Patte chargée de pollen
Récoltes alternatives
D’autres espèces, cependant, ne portent par leur appareil de récolte sur leurs pattes arrières, mais sous leur abdomen. C’est le cas d’abeilles de la famille des Mégachilidés, comme l’Osmie rousse (Osmia rufa). Elles possèdent en effet une brosse ventrale dont les poils se redressent pour recueillir le pollen. La pilosité de cette forme de scopa est souvent d’une autre couleur que le reste de l’abdomen, en bandes. Lorsqu’elle n’est pas déjà recouverte de pollen, il s’agit d’un bon moyen pour distinguer les espèces.
Certaines espèces, comme Andrena Proxima chez les Andrénidés, ont une scopa sur les côtés du thorax, sur une partie nommée le propodeum.
Les espèces du genre Collétidés, elles, n’ont pas de scopa du tout. Pour emporter le pollen jusqu’à la ruche, elles utilisent le même système que pour le nectar : elles le gardent dans leur jabot.
D’autres genres d’Abeilles n’en possèdent pas non-plus : les espèces dites cleptoparasites, ou Abeilles coucous. De la même manière que l’oiseau – le Coucou – ce type d’Abeilles pond ses œufs dans le nid d’autres Abeilles et profitent du pollen qu’elles récoltent. Elles font partie de différentes familles comme celle des Halcitinés, des Mégachilidés, ou des Apidés. Elles ressemblent souvent à des guêpes et possèdent globalement moins de poils. Certains Bourdons, fortement poilus, eux, font cependant aussi partie des « Coucous », comme le Bombus sylvestris.

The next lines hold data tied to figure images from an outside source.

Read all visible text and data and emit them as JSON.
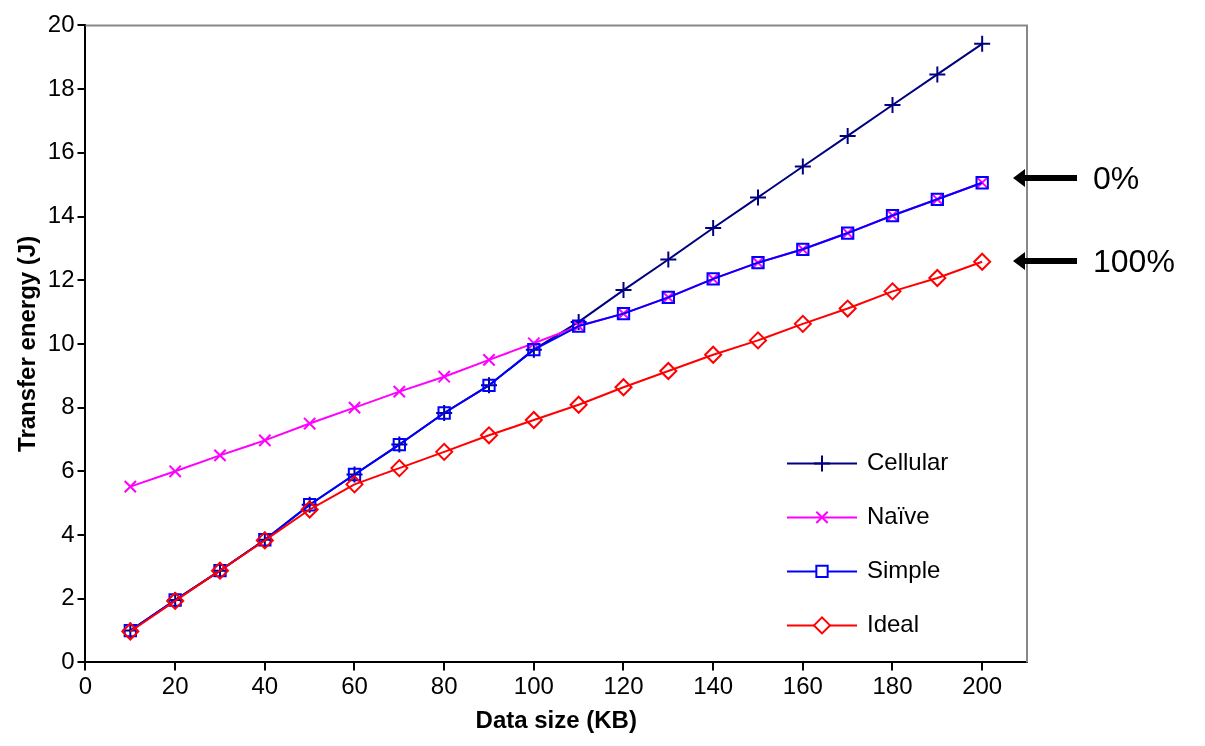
{
  "chart_data": {
    "type": "line",
    "xlabel": "Data size (KB)",
    "ylabel": "Transfer energy (J)",
    "x": [
      10,
      20,
      30,
      40,
      50,
      60,
      70,
      80,
      90,
      100,
      110,
      120,
      130,
      140,
      150,
      160,
      170,
      180,
      190,
      200
    ],
    "xlim": [
      0,
      210
    ],
    "xticks": [
      0,
      20,
      40,
      60,
      80,
      100,
      120,
      140,
      160,
      180,
      200
    ],
    "ylim": [
      0,
      20
    ],
    "yticks": [
      0,
      2,
      4,
      6,
      8,
      10,
      12,
      14,
      16,
      18,
      20
    ],
    "grid": false,
    "legend": "bottom right",
    "line_style": "solid",
    "series": [
      {
        "name": "Cellular",
        "color": "#000080",
        "marker": "plus",
        "values": [
          1.0,
          1.96,
          2.88,
          3.85,
          4.95,
          5.9,
          6.84,
          7.83,
          8.7,
          9.82,
          10.69,
          11.69,
          12.65,
          13.64,
          14.6,
          15.57,
          16.53,
          17.5,
          18.46,
          19.42
        ]
      },
      {
        "name": "Naïve",
        "color": "#ff00ff",
        "marker": "cross",
        "values": [
          5.52,
          6.0,
          6.5,
          6.97,
          7.5,
          8.0,
          8.5,
          8.97,
          9.5,
          10.02,
          10.56,
          10.95,
          11.46,
          12.04,
          12.55,
          12.97,
          13.48,
          14.03,
          14.54,
          15.06
        ]
      },
      {
        "name": "Simple",
        "color": "#0000ff",
        "marker": "square",
        "values": [
          1.0,
          1.96,
          2.88,
          3.85,
          4.95,
          5.9,
          6.84,
          7.83,
          8.7,
          9.82,
          10.56,
          10.95,
          11.46,
          12.04,
          12.55,
          12.97,
          13.48,
          14.03,
          14.54,
          15.06
        ]
      },
      {
        "name": "Ideal",
        "color": "#ff0000",
        "marker": "diamond",
        "values": [
          0.97,
          1.93,
          2.88,
          3.83,
          4.8,
          5.59,
          6.1,
          6.61,
          7.13,
          7.61,
          8.09,
          8.64,
          9.15,
          9.66,
          10.11,
          10.63,
          11.11,
          11.65,
          12.07,
          12.58
        ]
      }
    ],
    "annotations": [
      "0%",
      "100%"
    ]
  }
}
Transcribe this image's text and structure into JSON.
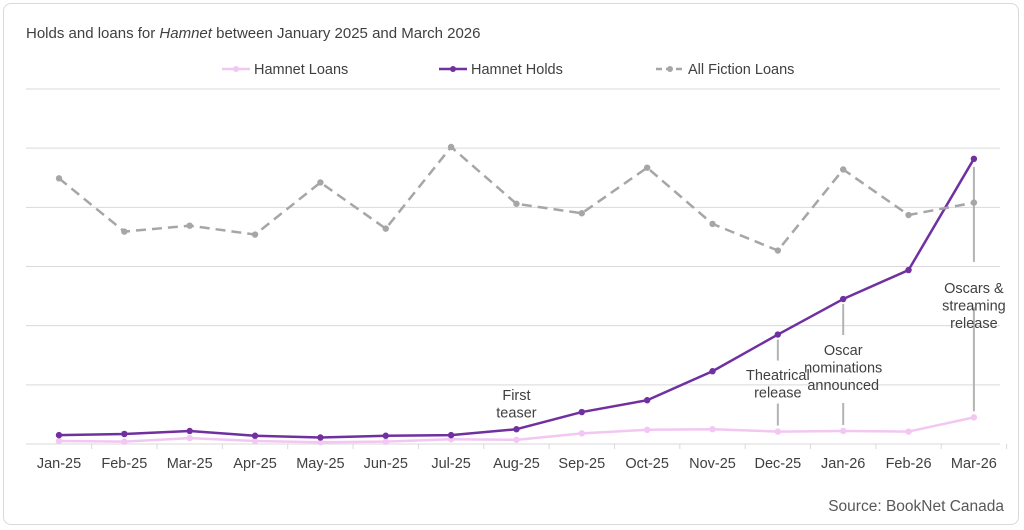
{
  "chart_data": {
    "type": "line",
    "title_prefix": "Holds and loans for ",
    "title_italic": "Hamnet",
    "title_suffix": " between January 2025 and March 2026",
    "xlabel": "",
    "ylabel": "",
    "ylim": [
      0,
      6
    ],
    "grid": true,
    "y_tick_labels_shown": false,
    "legend_position": "top",
    "categories": [
      "Jan-25",
      "Feb-25",
      "Mar-25",
      "Apr-25",
      "May-25",
      "Jun-25",
      "Jul-25",
      "Aug-25",
      "Sep-25",
      "Oct-25",
      "Nov-25",
      "Dec-25",
      "Jan-26",
      "Feb-26",
      "Mar-26"
    ],
    "series": [
      {
        "name": "Hamnet Loans",
        "color": "#f2c7f2",
        "style": "solid",
        "values": [
          0.05,
          0.04,
          0.1,
          0.05,
          0.03,
          0.04,
          0.08,
          0.07,
          0.18,
          0.24,
          0.25,
          0.21,
          0.22,
          0.21,
          0.45
        ]
      },
      {
        "name": "Hamnet Holds",
        "color": "#7030a0",
        "style": "solid",
        "values": [
          0.15,
          0.17,
          0.22,
          0.14,
          0.11,
          0.14,
          0.15,
          0.25,
          0.54,
          0.74,
          1.23,
          1.85,
          2.45,
          2.94,
          4.82
        ]
      },
      {
        "name": "All Fiction Loans",
        "color": "#a6a6a6",
        "style": "dashed",
        "values": [
          4.49,
          3.59,
          3.69,
          3.54,
          4.42,
          3.64,
          5.02,
          4.06,
          3.9,
          4.67,
          3.72,
          3.27,
          4.64,
          3.87,
          4.08
        ]
      }
    ],
    "annotations": [
      {
        "lines": [
          "First",
          "teaser"
        ],
        "category": "Aug-25",
        "has_leader": false
      },
      {
        "lines": [
          "Theatrical",
          "release"
        ],
        "category": "Dec-25",
        "has_leader": true
      },
      {
        "lines": [
          "Oscar",
          "nominations",
          "announced"
        ],
        "category": "Jan-26",
        "has_leader": true
      },
      {
        "lines": [
          "Oscars &",
          "streaming",
          "release"
        ],
        "category": "Mar-26",
        "has_leader": true
      }
    ]
  },
  "source": "Source: BookNet Canada",
  "colors": {
    "grid": "#d9d9d9",
    "leader": "#b3b3b3",
    "text": "#404040"
  }
}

La pilosité de l’Abeille fait donc partie de l’un des caractères principaux de distinction entre les espèces ; elle en dit long sur la méthode de récolte de l’individu. L’observation de ce critère lorsque l’on croise une Abeille, et notamment le simple fait de regarder si elle possède ou non une adaptation morphologique pour porter le pollen, peut être un très bon moyen pour commencer à observer ce petit monde au ras des fleurs.
Références
ARTHROPOLOGIA, Les abeilles, préserver la biodiversité dans le Grand Lyon, 2012.
BELLMANN Hans, Guide des abeilles, bourdons, guêpes et fourmis d’Europe, Delachaux et Niestlé, 2009.
CLÉMENT Henri (dir.), Le traité Rustica de l’apiculture, Rustica, 2003.
JACOB-REMACLE Annie, Les abeilles solitaires : des insectes pollinisateurs peu connus, Insectes n°84, 1992.
LEPELETIER DE SAINT-FARGEAU Amédée, Histoire naturelle des insectes hyménoptères, Librairie Encyclopédique du Roret, 1841.
Site OPIE, Office pour les Insectes et leur Environnement : http://www.insectes.org
Site du programme Life + Biodiversité URBANBEES : http://www.urbanbees.eu
PESSON Paul, LOUVEAUX Jean (dir.), Pollinisation et productions végétales, INRA, 1984.